La ville de New York est devenue la première au monde à adopter une loi réglementant l'utilisation des outils de décision automatisée en matière d'emploi (AEDT). Des chercheurs de l'université de Cornell ont constaté que les difficultés d'interprétation et d'application de la loi font que peu d'entreprises s'en tiennent aux règles.
Les AEDT utilisent l'apprentissage automatique, la modélisation statistique, l'analyse de données ou l'intelligence artificielle pour aider les employeurs et les agences pour l'emploi à décider quel candidat embaucher, tout en remplaçant la prise de décision discrétionnaire.
Ces outils utilisent l'IA pour traiter des piles de CV, analyser les sentiments ou les facteurs psychologiques d'un entretien, ainsi qu'une foule d'autres facteurs pour finalement dire : "Embauchez ce type".
En raison des biais inhérents aux modèles d'IA, les AEDT peuvent faire preuve de partialité dans la sélection des candidats à l'emploi qu'ils recommandent, d'où l'introduction d'un système d'information sur la qualité de l'emploi. Loi locale 144 (LL144).
La loi, qui a été promulguée le 1er janvier 2023 et dont l'application a débuté en juillet dernier, vise à lutter contre le préjudice potentiel que l'utilisation des AEDT pourrait causer aux demandeurs d'emploi marginalisés.

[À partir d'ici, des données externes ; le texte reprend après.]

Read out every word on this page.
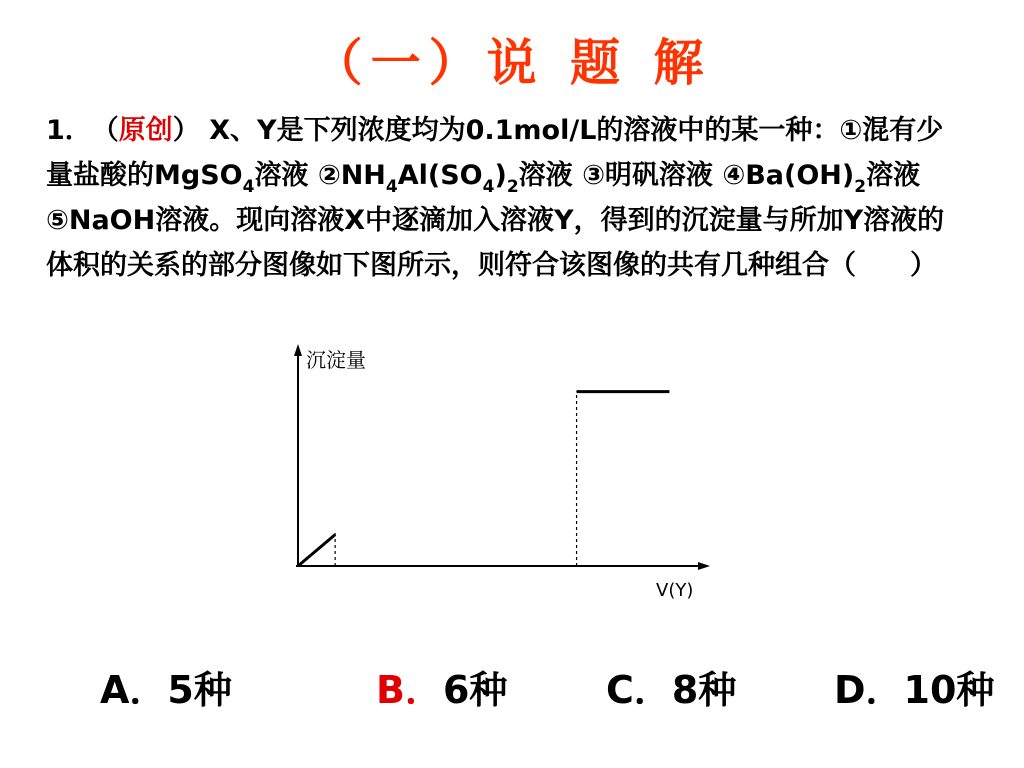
（一）说 题 解
1．　 （原创） X、Y是下列浓度均为0.1mol/L的溶液中的某一种：①混有少量盐酸的MgSO$_4$溶液 $②NH_4Al(SO_4)_2$溶液 ③明矾溶液 $④Ba(OH)_2$溶液 ⑤NaOH溶液。现向溶液X中逐滴加入溶液Y，得到的沉淀量与所加Y溶液的体积的关系的部分图像如下图所示，则符合该图像的共有几种组合（　　）
沉淀量
V(Y)
A．5种	B．6种	C．8种	D．10种
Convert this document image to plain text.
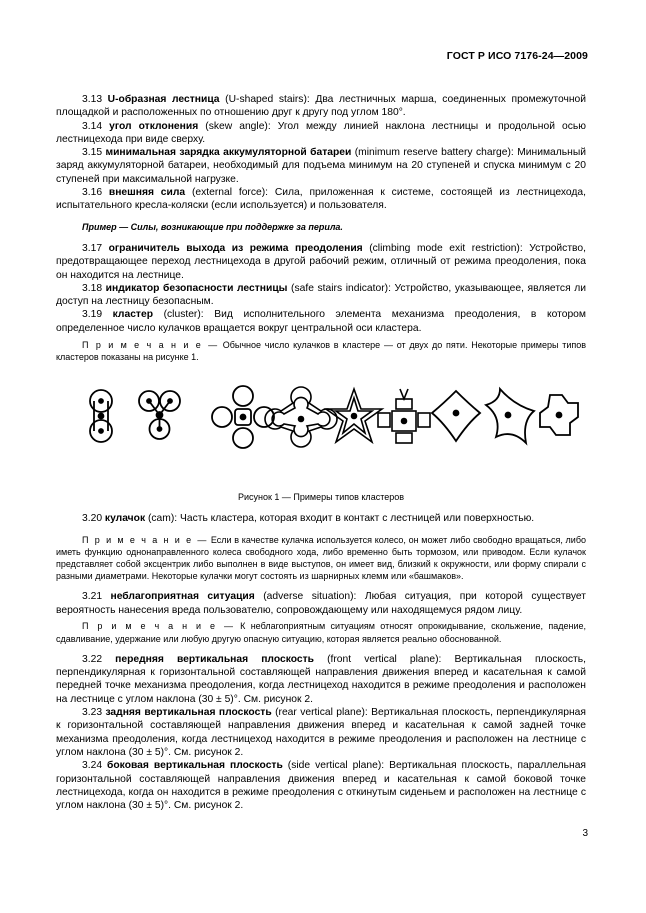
ГОСТ Р ИСО 7176-24—2009

3.13 U-образная лестница (U-shaped stairs): Два лестничных марша, соединенных промежуточной площадкой и расположенных по отношению друг к другу под углом 180°.

3.14 угол отклонения (skew angle): Угол между линией наклона лестницы и продольной осью лестницехода при виде сверху.

3.15 минимальная зарядка аккумуляторной батареи (minimum reserve battery charge): Минимальный заряд аккумуляторной батареи, необходимый для подъема минимум на 20 ступеней и спуска минимум с 20 ступеней при максимальной нагрузке.

3.16 внешняя сила (external force): Сила, приложенная к системе, состоящей из лестницехода, испытательного кресла-коляски (если используется) и пользователя.

Пример — Силы, возникающие при поддержке за перила.

3.17 ограничитель выхода из режима преодоления (climbing mode exit restriction): Устройство, предотвращающее переход лестницехода в другой рабочий режим, отличный от режима преодоления, пока он находится на лестнице.

3.18 индикатор безопасности лестницы (safe stairs indicator): Устройство, указывающее, является ли доступ на лестницу безопасным.

3.19 кластер (cluster): Вид исполнительного элемента механизма преодоления, в котором определенное число кулачков вращается вокруг центральной оси кластера.

П р и м е ч а н и е — Обычное число кулачков в кластере — от двух до пяти. Некоторые примеры типов кластеров показаны на рисунке 1.

Рисунок 1 — Примеры типов кластеров

3.20 кулачок (cam): Часть кластера, которая входит в контакт с лестницей или поверхностью.

П р и м е ч а н и е — Если в качестве кулачка используется колесо, он может либо свободно вращаться, либо иметь функцию однонаправленного колеса свободного хода, либо временно быть тормозом, или приводом. Если кулачок представляет собой эксцентрик либо выполнен в виде выступов, он имеет вид, близкий к окружности, или форму спирали с разными диаметрами. Некоторые кулачки могут состоять из шарнирных клемм или «башмаков».

3.21 неблагоприятная ситуация (adverse situation): Любая ситуация, при которой существует вероятность нанесения вреда пользователю, сопровождающему или находящемуся рядом лицу.

П р и м е ч а н и е — К неблагоприятным ситуациям относят опрокидывание, скольжение, падение, сдавливание, удержание или любую другую опасную ситуацию, которая является реально обоснованной.

3.22 передняя вертикальная плоскость (front vertical plane): Вертикальная плоскость, перпендикулярная к горизонтальной составляющей направления движения вперед и касательная к самой передней точке механизма преодоления, когда лестницеход находится в режиме преодоления и расположен на лестнице с углом наклона (30 ± 5)°. См. рисунок 2.

3.23 задняя вертикальная плоскость (rear vertical plane): Вертикальная плоскость, перпендикулярная к горизонтальной составляющей направления движения вперед и касательная к самой задней точке механизма преодоления, когда лестницеход находится в режиме преодоления и расположен на лестнице с углом наклона (30 ± 5)°. См. рисунок 2.

3.24 боковая вертикальная плоскость (side vertical plane): Вертикальная плоскость, параллельная горизонтальной составляющей направления движения вперед и касательная к самой боковой точке лестницехода, когда он находится в режиме преодоления с откинутым сиденьем и расположен на лестнице с углом наклона (30 ± 5)°. См. рисунок 2.

3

La loi stipule que les employeurs de la ville de New York peuvent utiliser les AEDT, mais qu'ils doivent faire vérifier si leurs outils sont biaisés, publier les audits et informer les candidats à l'emploi qu'ils utilisent l'outil dans leur processus d'embauche.
Comment la loi fonctionne-t-elle ?
Des chercheurs de l'université de Cornell ont constaté que l'imprécision de la définition de ce que sont les DEA et de leur mode d'utilisation peut être à l'origine d'un taux de conformité très faible.
Les chercheurs ont envoyé 155 étudiants de premier cycle jouer le rôle de demandeurs d'emploi potentiels et n'ont trouvé que 18 audits sur les préjugés et 11 avis de transparence auprès de près de 400 employeurs qu'ils ont analysés.
Les employeurs ne font-ils pas réaliser d'audits ou ne publient-ils pas d'avis de transparence parce qu'ils n'atteignent pas le seuil défini par la loi ? Peut-être, mais compte tenu de l'utilisation généralisée des AEDT, c'est peu probable.
Lucas Wright, candidat au doctorat et coauteur de l'étude, a déclaré : "Nous avons constaté que, comme la loi laisse aux employeurs le soin de déterminer si elle s'applique à leur utilisation d'outils automatisés de décision en matière d'emploi (AEDT), nous ne pouvons faire des affirmations que sur le respect de la loi, et non sur son non-respect".
Bien que l'idée qui sous-tend la loi soit bonne, M. Wright a déclaré : "Si la loi a créé un marché pour les auditeurs d'algorithmes indépendants et a conduit à une certaine transparence, elle a en fait incité les employeurs à éviter les audits".
Les outils d'IA vont être de plus en plus utilisés pour prendre des décisions d'embauche et, à moins que des règles strictes n'y soient codées, les TEDA continueront à perpétuer les préjugés qui figuraient dans leurs données de formation.
La LL144 est un bon début, mais elle ne dit pas ce qui doit se passer si un AEDT échoue à un contrôle de partialité. Elle précise également que n'importe qui peut être auditeur tant qu'il ne travaille pas pour l'employeur ou l'éditeur de l'AEDT.
Les transgresseurs de la LL144 s'exposent à des amendes comprises entre $500 et $1 500. La loi repose sur l'autorégulation et ne donne pas au Département de la protection des consommateurs et des travailleurs (DCWP) de pouvoirs d'enquête ou de découverte proactifs.
Le faible taux de conformité n'est donc pas surprenant. Si les législateurs veulent protéger les demandeurs d'emploi d'une IA potentiellement défaillante qui déciderait de leur avenir, ils devront peut-être revoir la LL144.